Тренькнул телефон, Шмыга тут же подхватил трубку.
– Привет, Толич. Долго жить будешь, только что тебя вспоминал.
– Сколько проживу – все мое. Нашел!
– Кого на этот раз?
– Девочку в красном.
– Какую девочку?
– Помнишь, водитель с Моховой утверждал, что свернул, потому что увидел ребенка на заднем сидении «девятки»?
– Ну, был у него такой глюк…
– Петрович, это не глюк, я нашел эту девочку в красном. Хочешь, подъезжай. Мне как раз из СИЗО доставили Баруздина, водителя.
– Да в принципе… – заколебался Шмыга. Дело ведь почти завершено. И, честно говоря, его теперь больше занимал тот неприкаянный, который по ночам шастал в Гордеевку, пугая бедную тетку, и так едва пережившую тяжелую утрату. – Ладно, мне еще к Семенычу зайти надо, на его железку из сточного колодца посмотреть. Да, кстати… сегодня гуляем до потери человеческого облика.
– То есть, до зеленых соплей и поросячьего визга? – деловито уточнил Зосимов.
– Именно. Гонорар получу. Солидный.
– Давай. Мне тоже есть за что выпить.
Шмыга озабоченно посмотрел на часы. «Одиннадцатый час. Двадцать минут туда, там минут сорок. Затем к Бурцевой, отдам рекомендации, возьму денежки…»

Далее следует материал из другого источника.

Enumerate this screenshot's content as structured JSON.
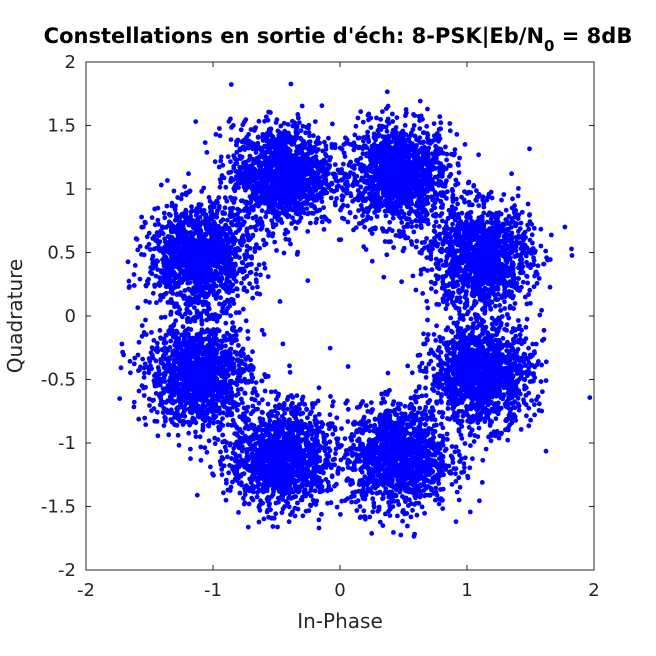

В кабинете Зосимова было задымлено и многолюдно, впрочем, как и в любом другом следовательском кабинете городской прокуратуры. У окна сидела хрупкая опрятно одетая женщина в черной косынке, завязанной под подбородком и, положив себе на колени стопку коричневых скоросшивателей с уголовным делом, читала, смахивая платочком невидимые слезы. Две молоденькие практикантки сидели на корточках в углу и паковали всякую рванину, куски стекол с бурым налетом крови, паркетины, какие-то коробки в грязные пластиковые пакеты, заклеивая ярлыками «Изъято в ….»
Сам Толич сидел за столом у компьютера, спиной к входной двери, и с такой силой бил по клавишам, точно перед ним была его старая проржавевшая печатная машинка. Стукнув несколько раз, он тут же вскидывал голову, уставляясь пристально в экран, как будто без этого взгляда буквы не добрались бы до монитора, разбежавшись в недрах системного блока. В уголке крепко сжатого рта торчал сигаретный, неизвестно когда потухший окурок.
– Минуту, – сказал он и приподнялся, чтобы ответить на крепкое рукопожатие Шмыги. – Справочку Тамаре оформлю.
– Все то же? – кивнул на вещдоки детектив, аккуратно присаживаясь на край стола – самое чистое место в кабинете.